I sometimes wonder what those who had heard little of Jesus or had never encountered him made of seeing another young, probably rebellious, defiant, poor man lifted up on a cross as punishment for his crimes. It was a gruesome affair – this we know. Yet, it was probably common enough to elicit little comment and minimal reaction from those who happened to see it. It was probably a common enough occurrence for an empire, bent on security, to whip and humiliate a man for claiming that a higher power than theirs commanded his allegiance.
Was it nothing to them?
I find myself wondering now, is it nothing to us? Can we watch the video? Can we hear the names? Can we hear a girlfriend’s plea? Can we see a child sitting in the backseat? Can we see a bloodied badge held in a friend’s hand?
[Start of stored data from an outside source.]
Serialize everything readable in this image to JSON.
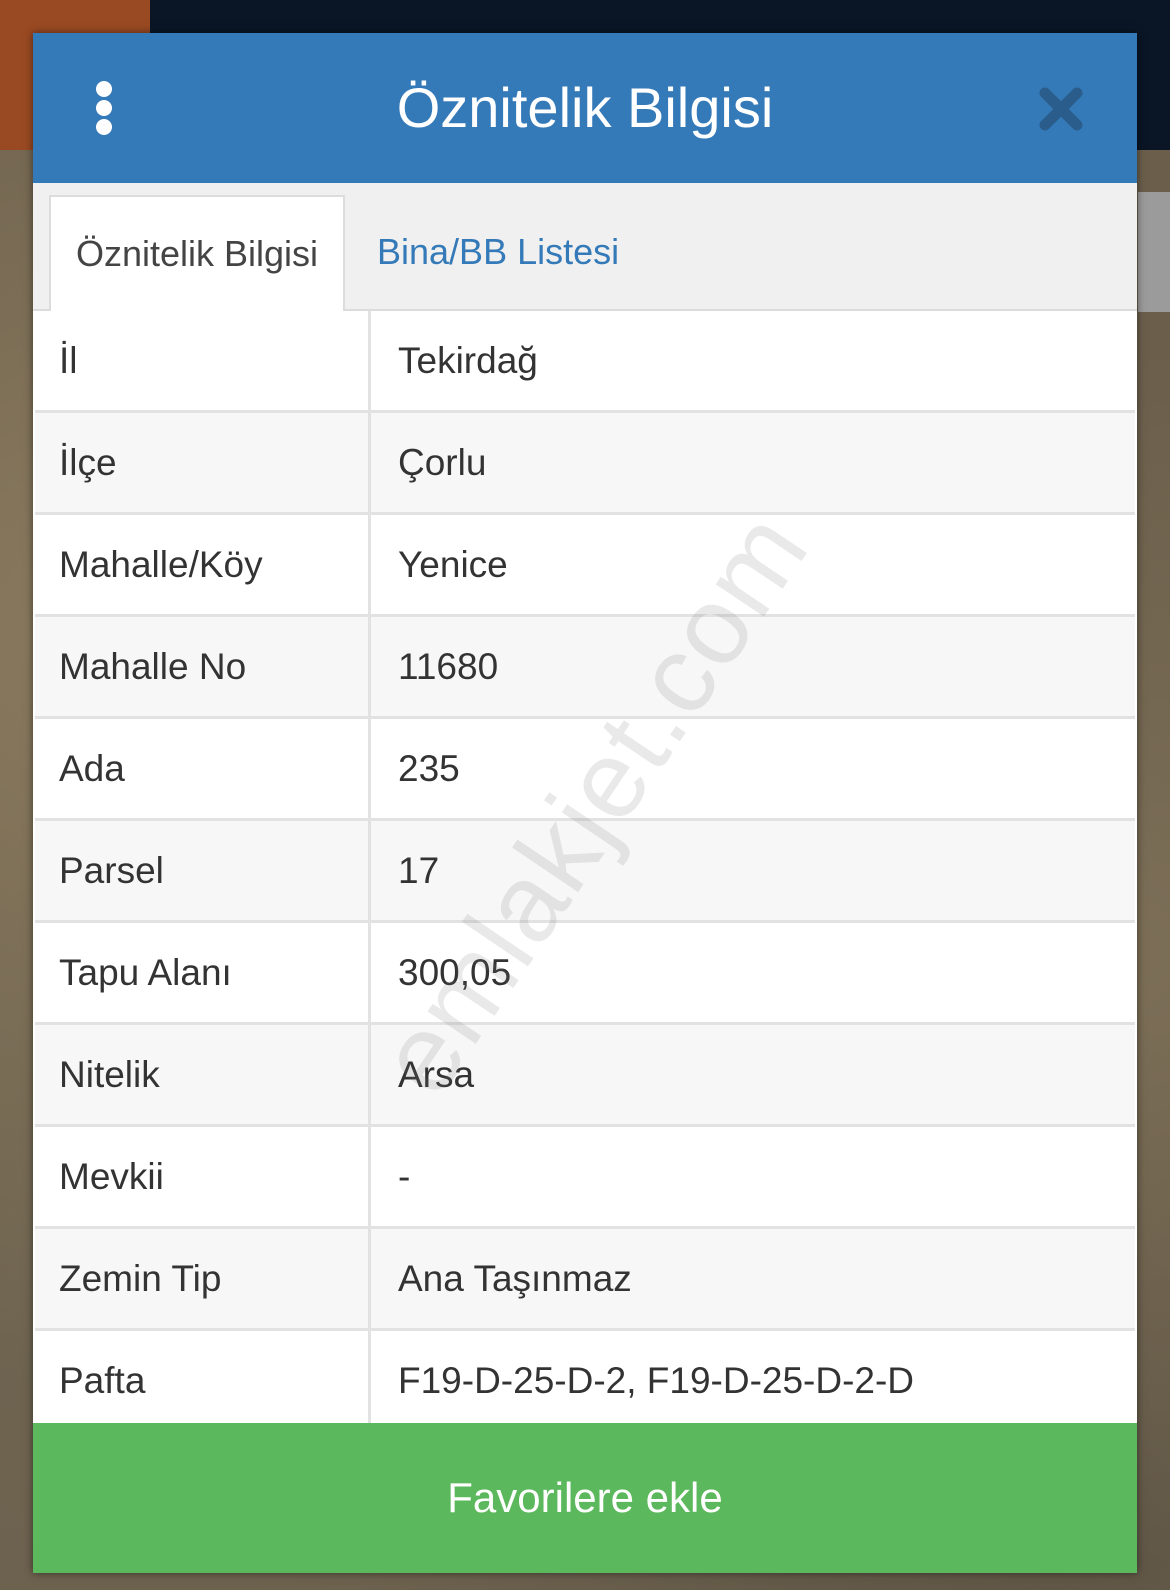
{
  "dialog": {
    "title": "Öznitelik Bilgisi",
    "header_color": "#357ab8"
  },
  "tabs": [
    {
      "label": "Öznitelik Bilgisi",
      "active": true
    },
    {
      "label": "Bina/BB Listesi",
      "active": false
    }
  ],
  "attributes": [
    {
      "label": "İl",
      "value": "Tekirdağ"
    },
    {
      "label": "İlçe",
      "value": "Çorlu"
    },
    {
      "label": "Mahalle/Köy",
      "value": "Yenice"
    },
    {
      "label": "Mahalle No",
      "value": "11680"
    },
    {
      "label": "Ada",
      "value": "235"
    },
    {
      "label": "Parsel",
      "value": "17"
    },
    {
      "label": "Tapu Alanı",
      "value": "300,05"
    },
    {
      "label": "Nitelik",
      "value": "Arsa"
    },
    {
      "label": "Mevkii",
      "value": "-"
    },
    {
      "label": "Zemin Tip",
      "value": "Ana Taşınmaz"
    },
    {
      "label": "Pafta",
      "value": "F19-D-25-D-2, F19-D-25-D-2-D"
    }
  ],
  "watermark": "emlakjet.com",
  "footer": {
    "favorite_label": "Favorilere ekle",
    "button_color": "#5cb85c"
  },
  "icons": {
    "menu": "vertical-ellipsis-icon",
    "close": "close-icon"
  }
}
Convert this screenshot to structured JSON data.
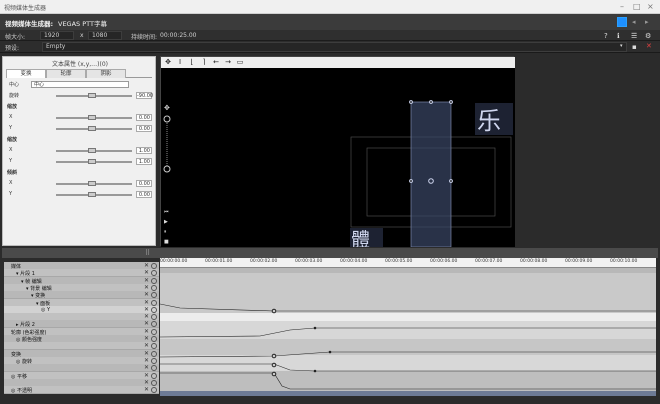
{
  "window": {
    "title": "视频媒体生成器"
  },
  "header": {
    "app_name": "视频媒体生成器:",
    "subtitle": "VEGAS PTT字幕"
  },
  "sizebar": {
    "frame_label": "帧大小:",
    "width": "1920",
    "x_label": "x",
    "height": "1080",
    "duration_label": "持续时间:",
    "duration": "00:00:25.00"
  },
  "presetbar": {
    "preset_label": "预设:",
    "preset_value": "Empty"
  },
  "left_panel": {
    "title": "文本属性 (x,y,…)(0)",
    "tabs": [
      "变换",
      "轮廓",
      "阴影"
    ],
    "rows": [
      {
        "key": "中心",
        "kind": "dropdown",
        "value": "中心"
      },
      {
        "key": "旋转",
        "kind": "slider",
        "value": "-90.00"
      },
      {
        "key": "缩放",
        "kind": "section"
      },
      {
        "key": "X",
        "kind": "slider",
        "value": "0.00"
      },
      {
        "key": "Y",
        "kind": "slider",
        "value": "0.00"
      },
      {
        "key": "缩放",
        "kind": "section"
      },
      {
        "key": "X",
        "kind": "slider",
        "value": "1.00"
      },
      {
        "key": "Y",
        "kind": "slider",
        "value": "1.00"
      },
      {
        "key": "倾斜",
        "kind": "section"
      },
      {
        "key": "X",
        "kind": "slider",
        "value": "0.00"
      },
      {
        "key": "Y",
        "kind": "slider",
        "value": "0.00"
      }
    ]
  },
  "timeline": {
    "rows": [
      {
        "label": "媒体",
        "indent": 1
      },
      {
        "label": "▾ 片段 1",
        "indent": 2
      },
      {
        "label": "▾ 帧 编辑",
        "indent": 3
      },
      {
        "label": "▾ 背景 编辑",
        "indent": 4
      },
      {
        "label": "▾ 变换",
        "indent": 5
      },
      {
        "label": "▾ 面板",
        "indent": 6
      },
      {
        "label": "◎ Y",
        "indent": 7
      },
      {
        "label": "",
        "indent": 1
      },
      {
        "label": "▸ 片段 2",
        "indent": 2
      },
      {
        "label": "轮廓 (色彩强度)",
        "indent": 1
      },
      {
        "label": "◎ 颜色强度",
        "indent": 2
      },
      {
        "label": "",
        "indent": 1
      },
      {
        "label": "变换",
        "indent": 1
      },
      {
        "label": "◎ 旋转",
        "indent": 2
      },
      {
        "label": "",
        "indent": 1
      },
      {
        "label": "◎ 平移",
        "indent": 1
      },
      {
        "label": "",
        "indent": 1
      },
      {
        "label": "◎ 不透明",
        "indent": 1
      }
    ],
    "ruler_labels": [
      "00:00:00.00",
      "00:00:01.00",
      "00:00:02.00",
      "00:00:03.00",
      "00:00:04.00",
      "00:00:05.00",
      "00:00:06.00",
      "00:00:07.00",
      "00:00:08.00",
      "00:00:09.00",
      "00:00:10.00"
    ]
  },
  "colors": {
    "accent": "#1e90ff",
    "viewer_bg": "#000000",
    "selection": "#5a6a90"
  }
}
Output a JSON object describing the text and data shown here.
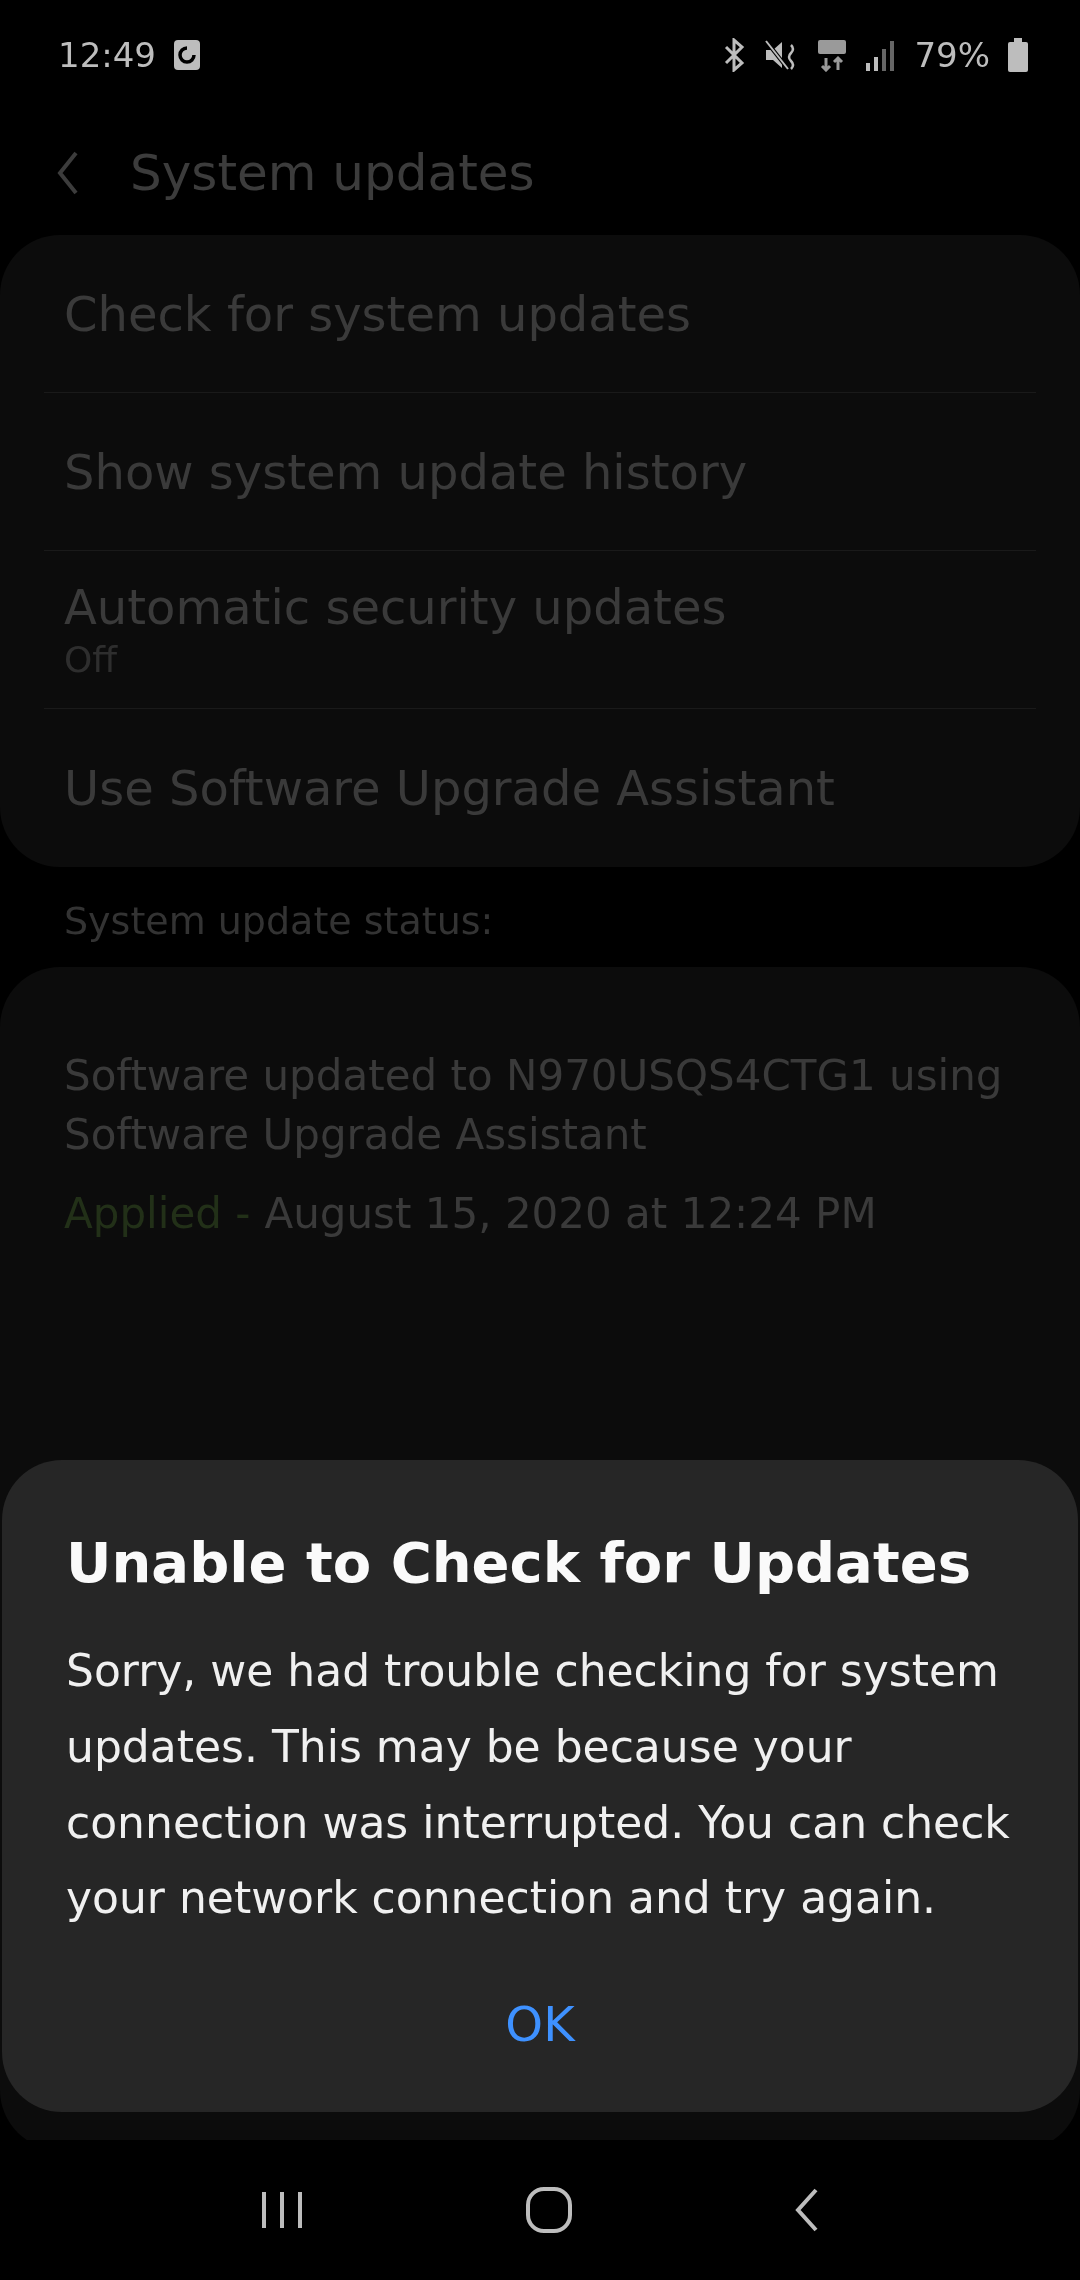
{
  "status_bar": {
    "time": "12:49",
    "battery": "79%"
  },
  "header": {
    "title": "System updates"
  },
  "settings": [
    {
      "title": "Check for system updates"
    },
    {
      "title": "Show system update history"
    },
    {
      "title": "Automatic security updates",
      "subtitle": "Off"
    },
    {
      "title": "Use Software Upgrade Assistant"
    }
  ],
  "status_section": {
    "heading": "System update status:",
    "message": "Software updated to N970USQS4CTG1 using Software Upgrade Assistant",
    "result": "Applied -",
    "date": "August 15, 2020 at 12:24 PM"
  },
  "dialog": {
    "title": "Unable to Check for Updates",
    "message": "Sorry, we had trouble checking for system updates. This may be because your connection was interrupted. You can check your network connection and try again.",
    "buttons": [
      "OK"
    ]
  }
}
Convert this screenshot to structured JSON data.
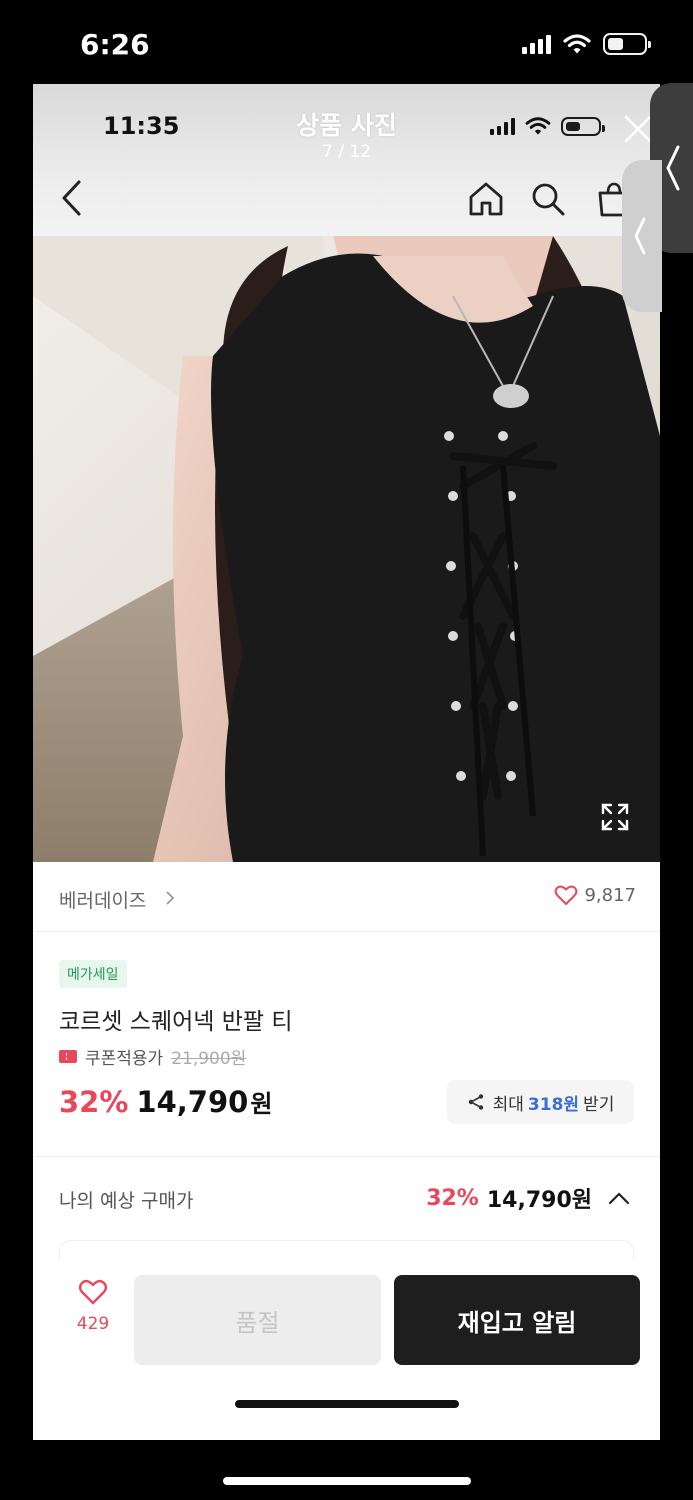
{
  "outer_status": {
    "time": "6:26",
    "icons": [
      "signal-icon",
      "wifi-icon",
      "battery-icon"
    ]
  },
  "inner_status": {
    "time": "11:35",
    "icons": [
      "signal-icon",
      "wifi-icon",
      "battery-icon"
    ]
  },
  "viewer": {
    "title": "상품 사진",
    "counter": "7 / 12"
  },
  "nav": {
    "icons": [
      "back-chevron-icon",
      "home-icon",
      "search-icon",
      "shopping-bag-icon"
    ]
  },
  "photo": {
    "description_icon": "expand-icon"
  },
  "brand": {
    "name": "베러데이즈",
    "chevron": ">",
    "likes": "9,817"
  },
  "product": {
    "badge": "메가세일",
    "name": "코르셋 스퀘어넥 반팔 티",
    "coupon_label": "쿠폰적용가",
    "original_price": "21,900원",
    "discount": "32%",
    "price": "14,790",
    "currency": "원"
  },
  "share": {
    "prefix": "최대",
    "amount": "318원",
    "suffix": "받기"
  },
  "expected": {
    "label": "나의 예상 구매가",
    "discount": "32%",
    "price": "14,790원"
  },
  "bottom": {
    "wish_count": "429",
    "soldout_label": "품절",
    "restock_label": "재입고 알림"
  },
  "colors": {
    "accent_red": "#e8485c",
    "badge_green": "#1f9a55",
    "share_blue": "#3a6fd8",
    "dark_button": "#1e1e1e"
  }
}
Those videos are a gruesome affair. They are painful and heart-wrenching. Is it nothing to us?
I can’t imagine why so many African-Americans are Christians. I can’t imagine the children of slaves, watching their parents humiliated and sold, then claiming the owners’ God for themselves. I can’t imagine the sharecropper singing the same hymns as the Klansman. I can’t imagine singing “We Shall Overcome” knowing that what must be overcome is a hate too often laden and weighted with religious sanction. I am privileged enough to not need to imagine it.
For some, the response feels as if it must be blood. So innocent blood is shed in revenge’s desolating cycle – in the streets of Dallas and in so many places. Yet, for the Christian, the answer is always Blood.
There is the enduring power of the Cross – not an event fixed in time and pinning one man’s life to the Earth – but an event still unfolding that still lifts our hope heavenward. In the vile paroxysms of an empire’s fear was born the freedom to look hatred in the eye and say, “we shall overcome.” In the Cross, those who know the fear of empire and the casual cruelty of a disinterested crowd, can just see the crown upon a pierced brow.
In the sweat of the Son of God was mingled the sweat of a sharecropper grandfather. In the tears of Mary were the tears of a girlfriend mourning a shot boyfriend with the tears of the world. In the blood of the Son of Man was mingled the blood of every man who has ever had to fight, and rage, and cry out that his life mattered. All those who are acquainted with sorrow and who are afflicted can see in the Cross the God by whom they are counted as worthy of unending, never-failing love.
Like Pilate, it would be convenient to simply think that this has nothing to do with us.
It may be easy for it to be nothing to us – but it is everything to God. So it must be everything to us. It must be everything to us to say, “That is our neighbor.” It must be everything to us to say, “That is a child of God.” It must be everything to us to say to the powers and principalities, to the demonic hold of violence and racism, “Go, Satan.”
It seems to me that the madness that is now gripping us is as sure a work of the Devil as anything – we kill one another, we see one another as deserving of killing, and we look away distracted by the next new thing. Can the Devil plot a more sure ruin for lives and souls? Yet, at the end of the path of violence, is an open tomb. Standing before us is a risen Savior who can show us his wounded hands as if to say, “Look at what you have done” even as the quiet echo of “Father, forgive them” still rings.
Can we see Christ there though? Can we not just look – but can we see? Can we see Christ selling a few compact discs? Can we see Christ serving and protecting though it may cost him all? Can we see the Christ who knew the names of so many kids and even knew their food allergies? Can we see a Christ who may have sold a few loose cigarettes? Can we see Christ on the playground? Eating skittles? I think we can – for we certainly see a Christ slain because of the fear of those who were so, so ready to say, “Crucify him!”
Can we see through fear to the very sacred heart that is in each of us? Can we see the Blood pouring from the wounds of those who are being broken and bled by fear and revenge?
And if we see, is it nothing to us?
Robert
Your question about whether that specific crucifixion in Jerusalem would’ve been noticed strikes home–I had the experience some years ago of walking the Via Dolorosa, and had it occur to me then that the reaction of many of those original onlookers might have been “Hey, it’s not anyone I know–this time.” In other words, not all that different than last night’s news!